Numa época em que o cinema de Wes Anderson parece refém de sua popularidade, com sua estética reproduzida em memes e em IA nas redes, vem a calhar esse lote de quatro curtas-metragens que adaptam a obra de Roald Dahl (1916-1990). São filmes que nos lembram, por uma questão de contraste, que julgar o cinema de Anderson como estéril, pueril ou inofensivo seria antes de tudo subestimar seu propósito.
“A Incrível História de Henry Sugar”, “O Cisne”, “O Caçador de Ratos” e “Veneno” mostram uma faceta soturna de Dahl que não é inesperada para quem já reparava nas tendências corrosivas do autor de A Fantástica Fábrica de Chocolate. São histórias que tratam, por meio da fabulação e das suas licenças de fantasia (como o antropomorfismo), de caricaturizar a Inglaterra e os ingleses. Escritos entre os anos 1940 e 1970, nas décadas em que o mundo assistiu às independências das ex-colônias britânicas, como a Índia, esses contos se prestam a analisar a herança amarga do imperialismo e seu efeito sobre o espírito inglês.
É um Anderson político que se encena nesses curtas, portanto, e o fato de eleger um autor de livros infantis como fonte já bastaria, por si só, para chamar a nossa atenção para o contraste. Anderson já havia adaptado Dahl em O Fantástico Senhor Raposo (2009) mas foi a partir de O Grande Hotel Budapeste em 2014 que o seu cinema pareceu se engajar mais no comentário de consciência política. A adaptação dos quatro contos agora promove uma interseccão mais evidente entre o lúdico e o dialético.
“Veneno” e “Henry Sugar” são as histórias que abordam frontalmente a herança colonialista, e é com uma espantosa naturalidade que estreiam na vasta trupe de Anderson dois nomes de linhagem indiana, os atores Dev Patel e Ben Kingsley. O primeiro impõe uma cadência vertiginosa à prosódia desses curtas, que conservam no texto a qualidade literária do material de origem. Já Ben Kingsley - cujo domínio da pantomima não é suficientemente reconhecido pelas pessoas - carrega nos olhares a melancolia e uma certa autoconsciência irônica de si, dois elementos que são chave para o que Anderson está propondo nesses curtas.

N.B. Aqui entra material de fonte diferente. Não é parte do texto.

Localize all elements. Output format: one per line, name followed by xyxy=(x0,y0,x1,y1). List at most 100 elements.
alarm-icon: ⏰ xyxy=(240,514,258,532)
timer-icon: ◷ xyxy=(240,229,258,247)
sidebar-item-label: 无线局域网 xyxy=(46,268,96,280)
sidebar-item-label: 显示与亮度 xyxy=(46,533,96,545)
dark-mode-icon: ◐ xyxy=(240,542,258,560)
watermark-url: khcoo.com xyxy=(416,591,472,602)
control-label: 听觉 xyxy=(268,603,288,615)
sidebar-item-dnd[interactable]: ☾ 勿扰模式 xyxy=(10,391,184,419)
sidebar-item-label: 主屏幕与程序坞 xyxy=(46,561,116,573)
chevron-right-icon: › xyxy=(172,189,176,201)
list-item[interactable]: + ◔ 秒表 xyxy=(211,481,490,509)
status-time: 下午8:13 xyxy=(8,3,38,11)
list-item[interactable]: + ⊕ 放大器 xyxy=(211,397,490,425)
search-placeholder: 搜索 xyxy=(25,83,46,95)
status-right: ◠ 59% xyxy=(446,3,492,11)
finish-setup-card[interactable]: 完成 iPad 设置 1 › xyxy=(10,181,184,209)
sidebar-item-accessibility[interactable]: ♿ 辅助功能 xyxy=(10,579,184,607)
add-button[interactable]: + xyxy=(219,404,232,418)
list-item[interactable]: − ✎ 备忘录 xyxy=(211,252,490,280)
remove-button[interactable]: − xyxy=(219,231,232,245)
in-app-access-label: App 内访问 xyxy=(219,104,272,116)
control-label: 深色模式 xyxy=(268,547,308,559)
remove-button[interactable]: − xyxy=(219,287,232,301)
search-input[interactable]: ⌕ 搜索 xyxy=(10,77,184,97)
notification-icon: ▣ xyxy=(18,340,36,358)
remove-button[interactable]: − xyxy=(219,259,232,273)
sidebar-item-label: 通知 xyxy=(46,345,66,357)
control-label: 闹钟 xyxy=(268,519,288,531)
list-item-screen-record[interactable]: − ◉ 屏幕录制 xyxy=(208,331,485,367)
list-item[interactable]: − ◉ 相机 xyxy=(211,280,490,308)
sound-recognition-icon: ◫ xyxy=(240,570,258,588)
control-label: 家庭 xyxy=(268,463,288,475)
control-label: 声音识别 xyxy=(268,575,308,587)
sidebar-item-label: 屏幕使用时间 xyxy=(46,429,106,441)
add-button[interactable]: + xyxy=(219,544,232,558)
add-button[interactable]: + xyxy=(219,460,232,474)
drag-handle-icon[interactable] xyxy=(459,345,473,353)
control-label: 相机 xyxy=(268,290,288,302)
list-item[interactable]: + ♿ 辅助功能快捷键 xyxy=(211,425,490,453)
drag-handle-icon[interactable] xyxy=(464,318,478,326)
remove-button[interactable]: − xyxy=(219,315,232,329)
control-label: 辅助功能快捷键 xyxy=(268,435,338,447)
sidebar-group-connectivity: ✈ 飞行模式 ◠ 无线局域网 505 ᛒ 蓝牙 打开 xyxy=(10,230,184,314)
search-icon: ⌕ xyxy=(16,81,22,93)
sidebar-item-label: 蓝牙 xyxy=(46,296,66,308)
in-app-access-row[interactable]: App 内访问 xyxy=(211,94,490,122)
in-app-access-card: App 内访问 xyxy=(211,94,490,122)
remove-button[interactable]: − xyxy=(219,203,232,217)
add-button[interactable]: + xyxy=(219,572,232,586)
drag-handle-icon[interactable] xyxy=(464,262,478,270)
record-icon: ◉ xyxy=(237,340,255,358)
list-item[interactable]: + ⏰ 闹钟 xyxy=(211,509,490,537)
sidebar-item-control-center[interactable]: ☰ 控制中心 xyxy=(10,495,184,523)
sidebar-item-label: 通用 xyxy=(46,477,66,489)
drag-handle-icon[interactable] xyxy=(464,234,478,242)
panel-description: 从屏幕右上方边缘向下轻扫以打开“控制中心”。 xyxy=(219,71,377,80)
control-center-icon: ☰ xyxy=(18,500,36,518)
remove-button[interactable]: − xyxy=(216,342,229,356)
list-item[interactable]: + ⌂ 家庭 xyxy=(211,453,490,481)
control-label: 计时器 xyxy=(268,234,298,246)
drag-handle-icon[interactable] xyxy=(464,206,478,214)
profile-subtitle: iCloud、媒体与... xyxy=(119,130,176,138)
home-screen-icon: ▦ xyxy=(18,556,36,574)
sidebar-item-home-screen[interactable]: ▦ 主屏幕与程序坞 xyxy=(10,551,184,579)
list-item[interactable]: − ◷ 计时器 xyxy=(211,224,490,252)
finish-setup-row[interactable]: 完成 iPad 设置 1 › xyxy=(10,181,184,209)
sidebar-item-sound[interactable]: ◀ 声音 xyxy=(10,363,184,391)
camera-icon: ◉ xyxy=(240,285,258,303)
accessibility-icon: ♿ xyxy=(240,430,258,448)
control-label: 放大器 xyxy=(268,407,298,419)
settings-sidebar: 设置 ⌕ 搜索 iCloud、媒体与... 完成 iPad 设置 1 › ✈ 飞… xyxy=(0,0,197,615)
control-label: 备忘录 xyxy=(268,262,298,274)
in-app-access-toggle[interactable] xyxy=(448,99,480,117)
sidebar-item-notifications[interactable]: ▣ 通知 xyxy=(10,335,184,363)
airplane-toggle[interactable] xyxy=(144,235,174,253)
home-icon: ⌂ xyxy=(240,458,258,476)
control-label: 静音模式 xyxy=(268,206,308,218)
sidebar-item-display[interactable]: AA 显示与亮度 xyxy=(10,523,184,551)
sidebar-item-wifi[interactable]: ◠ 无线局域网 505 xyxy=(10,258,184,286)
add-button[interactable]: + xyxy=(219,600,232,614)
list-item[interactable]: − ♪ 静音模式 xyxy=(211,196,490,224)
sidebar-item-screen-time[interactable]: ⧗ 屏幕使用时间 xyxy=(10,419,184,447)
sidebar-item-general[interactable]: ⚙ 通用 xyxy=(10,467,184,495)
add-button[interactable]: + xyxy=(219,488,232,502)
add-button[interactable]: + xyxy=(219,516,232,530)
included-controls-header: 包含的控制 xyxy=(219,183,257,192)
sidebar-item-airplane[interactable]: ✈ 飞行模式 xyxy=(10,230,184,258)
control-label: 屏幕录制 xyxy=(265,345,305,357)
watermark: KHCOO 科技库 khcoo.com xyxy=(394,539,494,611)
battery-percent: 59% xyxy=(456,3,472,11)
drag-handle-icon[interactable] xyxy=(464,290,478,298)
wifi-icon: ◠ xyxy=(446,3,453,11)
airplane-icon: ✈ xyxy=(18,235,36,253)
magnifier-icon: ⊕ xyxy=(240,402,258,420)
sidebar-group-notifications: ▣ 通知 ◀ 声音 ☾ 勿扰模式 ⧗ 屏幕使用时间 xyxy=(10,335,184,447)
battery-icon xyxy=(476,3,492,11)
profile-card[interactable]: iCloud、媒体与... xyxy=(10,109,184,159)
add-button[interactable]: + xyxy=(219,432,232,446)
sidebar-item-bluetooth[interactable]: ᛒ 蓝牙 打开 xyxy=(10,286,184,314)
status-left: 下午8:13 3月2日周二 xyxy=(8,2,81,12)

“O Caçador de Ratos” e “O Cisne”, por sua vez, fazem escolhas inconfundíveis pela morbidez como uma forma de tipificar uma certa fleuma inglesa não apenas como uma curiosa peculiaridade cultural, mas como sintoma de um mal-estar anterior. Reunidos, esses quatro curtas têm uma unidade formal que primeiro fica evidente pela escalação de elenco (o fato de os atores viverem dois ou três personagens cada atesta que este projeto de Anderson tem algo de discursivo, para além do estético) e depois se desvela num estado de espírito, num pesar.
Como as histórias são enxutas, com 17 minutos cada na sua maioria, Anderson não tem muito como sobrepor camadas narrativas ao seu jogo teatral de metalinguagem. Isso faz desses curtas uma experiência autocontida e, como tal, fica mais clara a função do jogo. O que se vê são variações de restrição; em “Veneno”, há a imobilidade de Benedict Cumberbatch; em “O Cisne”, há o monólogo de Rupert Friend e o estreitamento do espaço; em “O Caçador de Ratos”, a mímica de Ralph Fiennes.
Quem julga Wes Anderson um cineasta do excesso talvez se surpreenda ao ver que esses curtas, ao se desafiar em graus distintos de restrição, estão na verdade em busca de um essencialismo que se recusa a estar todo facilitado e entregue na imagem. Há muito espaço para a imaginação, seja quando os curtas operam como narrativa oral teatralizada (a quebra da quarta parede então vem não como uma forma de cinismo mas para instigar uma fabulação nossa), seja quando o próprio espaço filmado se reduz (o olhar limitado do binóculo, a redução das luzes, a ação “de coxia” de tudo o que rola no extracampo).
Nisso também há um fundo político: a ideia aqui é que há coisas pavorosas demais para serem mostradas de frente, ou sem um véu de inocência, seja desde a morte de um menino até as brutalidades da apropriação cultural. Ao mesmo tempo, o relato oral não tira a gravidade do que é narrado, pelo contrário, porque o pavor pode se amplificar quando permanece no plano do imaginário. Para quem conviveu com a violência do colonialismo, e convive com sua memória, basta imaginar para ver.